BEIRUT -- Arab summits may deal with any matter of common concern to the 22 member states of the "Arab Nation." The matter may be "ordinary" or "emergency," but in practice the more or less permanent emergency of Palestine has furnished 90 percent of their resolutions. Only occasionally have other issues taken precedence, for example, Iraqi President Saddam Hussein's invasion of Kuwait.

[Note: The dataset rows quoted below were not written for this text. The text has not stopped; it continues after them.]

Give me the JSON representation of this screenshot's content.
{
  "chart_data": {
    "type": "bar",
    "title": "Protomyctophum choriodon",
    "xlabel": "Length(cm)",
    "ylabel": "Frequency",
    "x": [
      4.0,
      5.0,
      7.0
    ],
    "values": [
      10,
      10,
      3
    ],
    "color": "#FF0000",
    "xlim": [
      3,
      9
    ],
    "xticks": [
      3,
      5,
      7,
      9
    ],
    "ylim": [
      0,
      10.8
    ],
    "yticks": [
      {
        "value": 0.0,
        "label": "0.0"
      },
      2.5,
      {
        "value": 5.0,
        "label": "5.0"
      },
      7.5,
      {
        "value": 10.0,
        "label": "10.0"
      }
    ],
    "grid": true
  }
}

When the kings and presidents convene here this week, two issues, Palestine and Iraq, will confront them. Each is a grave one in its own right; together, they achieve an altogether higher level of malignancy. The combination was already menacing at their last gathering, in Amman last year. With the intifada close to spilling over into the region as a whole and with the United States setting up Hussein as the next major target of its "war on terror," they are more explosive and more interdependent than ever.
Serious doubts arose over whether this 14th summit would ever convene. Conceived as exercises of strength-through-unity, such conferences have in practice been more like periodic yardsticks of weakness, decline and disarray. King Farouk of Egypt hosted the first, in 1946, which resolved to thwart the rise of Israel, militarily if necessary. But the newborn Jewish state came out of the first Arab-Israeli war much larger than the United Nations had envisaged, and turned most Palestinians into refugees.